What is good health? What is the best for my child? My child is not growing well! My child looks very thin! My child isn’t fat enough!
These are the list of innumerable questions which parents have for their children. The answer is growth charts which are available for each age-group. They are normograms which are collected from years of research and weight and height could be plotted against their age and regularly monitored.
If height and weight fall in the part of Road to health, the child is growing well. Standard growth charts (IAP,CDC) are availbile online till 18 yrs of age.
OVERWEIGHT AND OBESITY
Overweight and obesity has also become an global epidemic in children and adolescents. The parents wanting their child look chubby and plump and the cult of junk foods, indoor activities, lack of outdoor sports, consumption of fizz drinks containing tons of sugar and caffein can all contribute to obesity.

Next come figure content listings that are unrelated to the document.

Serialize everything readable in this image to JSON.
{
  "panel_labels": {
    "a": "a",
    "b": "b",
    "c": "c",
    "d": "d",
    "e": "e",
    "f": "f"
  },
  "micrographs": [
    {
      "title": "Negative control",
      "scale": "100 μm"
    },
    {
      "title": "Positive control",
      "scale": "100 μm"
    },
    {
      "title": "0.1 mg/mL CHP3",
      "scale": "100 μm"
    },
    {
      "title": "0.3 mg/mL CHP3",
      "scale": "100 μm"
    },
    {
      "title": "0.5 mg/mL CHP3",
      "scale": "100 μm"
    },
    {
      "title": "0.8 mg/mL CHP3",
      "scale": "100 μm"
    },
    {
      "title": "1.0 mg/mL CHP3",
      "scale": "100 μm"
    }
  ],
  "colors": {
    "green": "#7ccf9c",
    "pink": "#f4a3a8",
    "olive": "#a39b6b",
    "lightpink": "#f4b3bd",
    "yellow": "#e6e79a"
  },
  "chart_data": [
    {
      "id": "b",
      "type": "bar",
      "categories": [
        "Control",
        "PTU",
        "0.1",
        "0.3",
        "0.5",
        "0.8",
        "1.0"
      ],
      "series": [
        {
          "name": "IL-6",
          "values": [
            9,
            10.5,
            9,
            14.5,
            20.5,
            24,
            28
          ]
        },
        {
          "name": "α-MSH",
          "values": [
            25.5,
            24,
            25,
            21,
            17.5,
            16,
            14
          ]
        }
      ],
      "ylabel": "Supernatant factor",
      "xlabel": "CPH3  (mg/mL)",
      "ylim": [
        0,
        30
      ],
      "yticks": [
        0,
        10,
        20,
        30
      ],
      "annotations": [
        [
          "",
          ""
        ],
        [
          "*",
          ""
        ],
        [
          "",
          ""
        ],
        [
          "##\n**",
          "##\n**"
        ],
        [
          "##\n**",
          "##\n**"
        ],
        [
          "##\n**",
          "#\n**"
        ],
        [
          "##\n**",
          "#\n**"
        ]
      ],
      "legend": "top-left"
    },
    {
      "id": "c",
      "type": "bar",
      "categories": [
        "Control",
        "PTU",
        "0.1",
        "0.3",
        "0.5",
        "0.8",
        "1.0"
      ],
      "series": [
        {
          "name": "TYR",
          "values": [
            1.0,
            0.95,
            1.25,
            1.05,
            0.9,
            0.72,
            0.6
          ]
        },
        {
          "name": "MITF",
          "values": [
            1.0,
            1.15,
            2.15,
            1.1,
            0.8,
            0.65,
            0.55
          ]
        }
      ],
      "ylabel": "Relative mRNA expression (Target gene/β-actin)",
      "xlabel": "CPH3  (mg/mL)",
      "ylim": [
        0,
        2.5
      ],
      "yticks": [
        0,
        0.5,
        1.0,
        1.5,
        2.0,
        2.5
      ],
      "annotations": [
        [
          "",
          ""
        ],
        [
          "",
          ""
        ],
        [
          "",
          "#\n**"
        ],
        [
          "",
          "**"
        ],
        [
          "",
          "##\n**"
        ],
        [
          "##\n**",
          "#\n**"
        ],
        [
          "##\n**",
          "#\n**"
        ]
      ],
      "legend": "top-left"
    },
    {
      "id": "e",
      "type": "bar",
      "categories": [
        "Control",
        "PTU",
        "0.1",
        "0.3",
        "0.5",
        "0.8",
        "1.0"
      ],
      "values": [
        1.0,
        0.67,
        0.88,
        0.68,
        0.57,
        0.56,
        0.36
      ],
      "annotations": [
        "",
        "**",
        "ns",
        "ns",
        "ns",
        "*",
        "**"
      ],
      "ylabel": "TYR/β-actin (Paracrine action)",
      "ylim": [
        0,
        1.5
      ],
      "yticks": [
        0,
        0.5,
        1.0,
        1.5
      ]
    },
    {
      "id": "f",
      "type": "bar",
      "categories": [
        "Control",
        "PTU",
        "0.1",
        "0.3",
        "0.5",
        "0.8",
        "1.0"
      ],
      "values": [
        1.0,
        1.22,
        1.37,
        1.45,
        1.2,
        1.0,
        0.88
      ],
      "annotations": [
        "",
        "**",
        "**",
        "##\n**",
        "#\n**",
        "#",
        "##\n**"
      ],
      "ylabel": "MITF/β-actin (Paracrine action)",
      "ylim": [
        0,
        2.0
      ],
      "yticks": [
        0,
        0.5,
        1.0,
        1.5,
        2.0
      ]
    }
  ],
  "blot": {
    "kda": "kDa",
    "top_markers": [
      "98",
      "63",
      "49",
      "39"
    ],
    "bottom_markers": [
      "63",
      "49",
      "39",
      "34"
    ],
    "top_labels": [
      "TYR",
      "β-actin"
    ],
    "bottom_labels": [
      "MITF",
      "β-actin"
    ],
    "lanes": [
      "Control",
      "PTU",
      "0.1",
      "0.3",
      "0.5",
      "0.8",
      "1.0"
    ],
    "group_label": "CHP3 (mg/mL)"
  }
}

The habits formed in childhood affects the health profile in adulthood. Exposure to behavioral risk factors like inadequate physical activity, unhealthy diet, alcohol consumption, smoking (in adolescents) and obesity often persists into adulthood and is associated with accelerated development of cardiovascular disease in adulthood.
Hence the presence of such potentially modifiable risk factors during adolescence are a precursor of poor cardiovascular risk profiles in adulthood.
Recommendations for physical activity according to CDC guidelines.
Children and youth aged 5–17 should accumulate at least 60 minutes of physical activity. Most of the daily physical activity should be aerobic — Vigorous.
* For this age group, bone-loading activities can be performed as part of playing games, running, turning or jumping.
Television and Video Viewing Time Among Children
Excessive exposure of children to television and videos (viewing time) is associated with impaired childhood development and childhood obesity. In 2001, the American Academy of Pediatrics (AAP) recommended that children watch no more than 1 to 2 hours of “quality programming” per day, and that televisions be removed from children’s bedrooms.
Healthy habits, healthy diet, good food habits and regular exercise all these are essential for children and we as parents must ensure that their wards are inculcating good food habit which will prevent diseases in adulthood and hence pave a way for ROAD TO HELATH.